Month of the Holy Souls (Days 26-27)
November 26, 2023
Fr. John Colacino C.PP.S.

Day 26

A reading from the second Letter of Saint Paul to Timothy (2:8-13)

Beloved:
Remember Jesus Christ, raised from the dead, a descendant of David:
     such is my Gospel, for which I am suffering,
     even to the point of chains, like a criminal.
But the word of God is not chained.
Therefore, I bear with everything for the sake of those who are chosen,
     so that they too may obtain the salvation that is in Christ Jesus,
     together with eternal glory.
This saying is trustworthy:
     If we have died with him
          we shall also live with him;
     if we persevere
          we shall also reign with him.
     But if we deny him
          he will deny us.
     If we are unfaithful
          he remains faithful,
          for he cannot deny himself.

From his Preparation for Judgment by St. John Henry Newman

Well is the hour of death described as the evening. There is something in the evening especially calm and solemn, fitly representing the hour of death. How peculiar, how unlike anything else, is a summer evening, when after the fever and heat of the day, after walking, or after working, after any toil, we cease from it, and for a few minutes enjoy the grateful feeling of rest! Especially is it so in the country, where evening tends to fill us with peace and tranquillity. The decreasing light, the hushing of all sounds, the sweet smell, perhaps, of the woods or the herbs which are all about us, the mere act of resting, and the consciousness that night is coming, all tend to tranquillize us and make us serious. Alas, I know that in persons of irreligious mind it has a very different effect, and while other men are raised to the love of God and Christ and the thought of heaven by the calm evening, they are but led to the thought of evil and deeds of sin. But I am speaking of those who live towards God and train their hearts heavenward, and I say that such persons find in the calm evening but an incitement to greater devotion, greater renunciation of the world. It does but bring before them the coming down of death, and leads them with the Apostle to die daily. Evening is the time for divine visitations. The Lord God visited Adam after he had sinned in the garden, in the cool of the evening. In the evening the patriarch Isaac went out to meditate in the field. In the evening our Lord discovered Himself to the two disciples who went to Emmaus. In the same evening He appeared to the Eleven, breathed on them, gave them the Holy Ghost, and invested them with the power of remitting and retaining sins.
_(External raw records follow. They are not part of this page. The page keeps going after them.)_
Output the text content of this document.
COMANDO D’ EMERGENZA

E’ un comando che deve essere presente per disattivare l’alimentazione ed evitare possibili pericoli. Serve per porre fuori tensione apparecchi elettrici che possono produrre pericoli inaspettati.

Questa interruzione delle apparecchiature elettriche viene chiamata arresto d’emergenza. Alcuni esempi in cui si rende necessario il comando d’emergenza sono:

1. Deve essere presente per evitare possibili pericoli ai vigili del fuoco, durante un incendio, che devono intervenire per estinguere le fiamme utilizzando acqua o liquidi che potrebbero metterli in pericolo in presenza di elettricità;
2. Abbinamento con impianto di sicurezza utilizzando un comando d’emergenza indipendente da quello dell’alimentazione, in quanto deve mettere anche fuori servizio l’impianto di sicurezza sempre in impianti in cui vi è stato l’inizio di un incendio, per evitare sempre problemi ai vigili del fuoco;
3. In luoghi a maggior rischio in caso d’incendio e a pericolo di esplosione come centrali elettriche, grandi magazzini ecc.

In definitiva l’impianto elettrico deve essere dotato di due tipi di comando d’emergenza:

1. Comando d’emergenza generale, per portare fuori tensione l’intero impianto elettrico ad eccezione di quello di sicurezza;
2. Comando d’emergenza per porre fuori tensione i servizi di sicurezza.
“Nay even in a town the evening is a soothing time. It is soothing to be at the end of the week, having completed the week’s work, with the day of rest before us. It is soothing, even after the day of rest, though labour is in store for us against the morrow, to find ourselves in the evening of the day. It is a feeling that almost all must be able to bear witness to, as something peculiar, as something fitly prefiguring that awful time when our work will be done, and we shall rest from our labours….

Musical Selection (Lucien Deiss)

Keep in mind that Jesus Christ has died for us
and is risen from the dead. He is our saving Lord;
he is joy for all ages.
 
If we die with the Lord, we shall live with the Lord.
If we endure with the Lord, we shall live with the Lord. 
 
In him all our sorrow, in him all our joy.
In him hope of glory, in him all our love. 
 
In him our redemption, in him all our grace.
In him our salvation, in him all our peace. (
 

Prayer

Almighty and eternal God,

life of those destined to die

and joy of all the saints,

hear our prayers for your servants;

grant that, freed now from the bonds of death,

they may possess the eternal glory of your kingdom.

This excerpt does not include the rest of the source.